Tigers notes: All-Star infield practice
DETROIT -- As a catcher and manager, Brad Ausmus has worked with a lot of great pitchers in more than 20 years in the professional game.
That didn't prepare him for what happened Tuesday afternoon.
Hours before the game against Chicago, Ausmus found himself on the field with two of the best players in baseball -- defending AL Cy Young Award winner Max Scherzer and two-time defending AL MVP Miguel Cabrera -- hitting ground balls.
Scherzer had become concerned about a very specific play: a slow grounder hit between the mound and first, where the pitcher has to race past the charging first baseman and take a throw over his shoulder -- almost like an NFL wide receiver hauling in a pass.
So on a cool April afternoon, Ausmus was hitting baseballs very slowing to a very specific location and watching players with nine-figure contracts choreograph a dance that they might use a couple times all season.
"I've never seen a pitcher ask to work on that, and certainly not a Cy Young Award winner," Ausmus said before the game. "And he and Miggy wanted to work on it together, so I ended out there helping.
"It is really impressive to me that two players like that care that much about a play that you might only see six times a season. That says a lot about their work ethic."
And if one of those six times comes at a key moment in October?
"I'm sure they will both remind me that we had been out here in April."
AGGRESSIVE, AGGRESSIVE, AGGRESSIVE
A lot of Tigers fans groaned when Alex Avila grounded out with the bases loaded and no one out in Monday's second inning. It seemed like a bad play because the usually patient Avila swung at the first pitch, even though Chicago starter John Danks had just walked the last two hitters.
Ausmus, however, backed Avila's decision 100 percent.
"When you've got the bases loaded, the first pitch is quite possibly going to be the best pitch to hit in the entire at-bat, so you don't want to be back on your heels, taking all the way," Ausmus said. "If he gives you a pitch to hit and you rip it into the gap, that's three runs and it changes the entire game."
Ausmus said the thinking might have been different if another pitcher had been on the mound, but he wanted Avila to go after a veteran like Danks.

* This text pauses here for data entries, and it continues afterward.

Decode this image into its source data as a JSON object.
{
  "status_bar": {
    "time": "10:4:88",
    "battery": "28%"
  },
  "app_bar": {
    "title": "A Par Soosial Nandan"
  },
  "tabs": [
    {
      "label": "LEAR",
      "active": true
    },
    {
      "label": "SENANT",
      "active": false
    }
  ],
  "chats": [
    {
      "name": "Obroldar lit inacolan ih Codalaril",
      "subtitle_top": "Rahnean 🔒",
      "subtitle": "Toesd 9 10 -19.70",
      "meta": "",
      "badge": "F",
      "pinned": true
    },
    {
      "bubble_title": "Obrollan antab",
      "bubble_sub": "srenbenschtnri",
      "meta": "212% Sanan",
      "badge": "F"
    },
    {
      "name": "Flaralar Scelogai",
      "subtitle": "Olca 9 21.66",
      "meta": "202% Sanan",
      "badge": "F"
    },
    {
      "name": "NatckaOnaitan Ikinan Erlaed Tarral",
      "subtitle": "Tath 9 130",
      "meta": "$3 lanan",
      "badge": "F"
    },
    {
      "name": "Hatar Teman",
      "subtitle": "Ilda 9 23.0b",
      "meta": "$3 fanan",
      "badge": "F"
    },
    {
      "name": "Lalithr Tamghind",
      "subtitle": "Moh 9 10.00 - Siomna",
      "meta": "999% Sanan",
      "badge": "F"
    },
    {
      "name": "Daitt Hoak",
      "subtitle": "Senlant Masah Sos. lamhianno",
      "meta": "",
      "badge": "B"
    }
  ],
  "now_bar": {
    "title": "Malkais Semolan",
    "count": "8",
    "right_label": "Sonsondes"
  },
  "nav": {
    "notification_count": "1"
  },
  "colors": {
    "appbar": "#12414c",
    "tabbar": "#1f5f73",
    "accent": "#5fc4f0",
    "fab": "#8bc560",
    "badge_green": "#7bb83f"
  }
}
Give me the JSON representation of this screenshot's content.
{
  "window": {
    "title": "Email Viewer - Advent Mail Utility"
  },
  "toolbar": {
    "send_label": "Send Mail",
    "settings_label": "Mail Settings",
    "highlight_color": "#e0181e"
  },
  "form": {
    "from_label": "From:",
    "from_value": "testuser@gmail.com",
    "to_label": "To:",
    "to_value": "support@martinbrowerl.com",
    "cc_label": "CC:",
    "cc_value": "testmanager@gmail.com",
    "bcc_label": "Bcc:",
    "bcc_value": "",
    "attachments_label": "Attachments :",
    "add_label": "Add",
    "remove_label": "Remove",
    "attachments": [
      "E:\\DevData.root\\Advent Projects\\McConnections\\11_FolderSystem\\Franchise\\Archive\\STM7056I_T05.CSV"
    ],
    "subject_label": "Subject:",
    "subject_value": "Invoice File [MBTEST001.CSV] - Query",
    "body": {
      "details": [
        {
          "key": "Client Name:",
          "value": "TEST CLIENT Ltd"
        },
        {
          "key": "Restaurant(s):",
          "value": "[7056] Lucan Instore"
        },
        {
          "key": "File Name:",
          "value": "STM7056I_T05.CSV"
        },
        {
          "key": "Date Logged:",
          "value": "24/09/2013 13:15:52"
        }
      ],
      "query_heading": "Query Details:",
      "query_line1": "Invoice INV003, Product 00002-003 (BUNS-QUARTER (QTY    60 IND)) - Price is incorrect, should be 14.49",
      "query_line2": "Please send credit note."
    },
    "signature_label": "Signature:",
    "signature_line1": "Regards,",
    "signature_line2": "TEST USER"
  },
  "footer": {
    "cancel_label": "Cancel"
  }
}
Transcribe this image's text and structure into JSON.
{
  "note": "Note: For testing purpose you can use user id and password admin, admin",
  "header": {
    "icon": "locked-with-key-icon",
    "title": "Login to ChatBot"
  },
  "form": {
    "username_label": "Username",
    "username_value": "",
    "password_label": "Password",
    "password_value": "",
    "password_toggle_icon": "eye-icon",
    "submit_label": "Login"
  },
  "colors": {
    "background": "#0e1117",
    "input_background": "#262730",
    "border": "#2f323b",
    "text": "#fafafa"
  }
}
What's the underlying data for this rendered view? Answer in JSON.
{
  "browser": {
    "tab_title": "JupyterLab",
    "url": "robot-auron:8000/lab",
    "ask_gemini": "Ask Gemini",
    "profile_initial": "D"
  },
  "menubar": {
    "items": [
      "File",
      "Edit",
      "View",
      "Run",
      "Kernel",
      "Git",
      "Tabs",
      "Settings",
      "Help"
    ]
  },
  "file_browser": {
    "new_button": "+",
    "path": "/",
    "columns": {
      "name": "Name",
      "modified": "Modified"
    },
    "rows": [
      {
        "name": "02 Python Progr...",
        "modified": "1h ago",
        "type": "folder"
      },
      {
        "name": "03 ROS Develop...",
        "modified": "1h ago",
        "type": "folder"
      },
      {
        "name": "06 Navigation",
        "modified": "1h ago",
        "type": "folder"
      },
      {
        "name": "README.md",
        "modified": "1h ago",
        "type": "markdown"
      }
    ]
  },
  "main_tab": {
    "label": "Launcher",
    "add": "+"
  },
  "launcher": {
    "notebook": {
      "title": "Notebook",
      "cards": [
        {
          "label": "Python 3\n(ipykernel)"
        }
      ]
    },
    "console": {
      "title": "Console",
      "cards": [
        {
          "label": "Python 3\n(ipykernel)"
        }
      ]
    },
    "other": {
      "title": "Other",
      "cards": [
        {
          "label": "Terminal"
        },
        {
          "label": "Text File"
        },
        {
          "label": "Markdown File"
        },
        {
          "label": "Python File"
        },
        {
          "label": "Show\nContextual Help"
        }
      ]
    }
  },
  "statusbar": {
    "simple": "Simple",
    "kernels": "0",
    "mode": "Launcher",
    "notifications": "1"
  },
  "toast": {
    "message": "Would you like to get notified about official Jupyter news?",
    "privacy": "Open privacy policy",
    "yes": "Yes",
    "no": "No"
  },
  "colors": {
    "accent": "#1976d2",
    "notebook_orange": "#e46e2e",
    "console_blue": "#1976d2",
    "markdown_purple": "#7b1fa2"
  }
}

"Danks isn't making his first start or anything," Ausmus said. "If you had a situation where a guy might be rattled for some reason, then you would want to make him throw a strike. But against a good pitcher, you have to go after him."
AROUND THE HORN: With Austin Jackson getting a scheduled day off, J.D. Martinez will make his first start as a Tiger. Martinez is playing left field and hitting sixth, with Rajai Davis moving to center field in place of Jackson. Ausmus confirmed that this was a planned day off for Jackson, and that he'll be available in late-inning situations and back in the lineup Wednesday against the White Sox. ... The Tigers are facing rookie lefty Charlie Leesman on Tuesday instead of White Sox ace Chris Sale, who went on the disabled list Monday with an elbow problem. Leesman pitched eight times for the White Sox last season, posting a 7.04 ERA.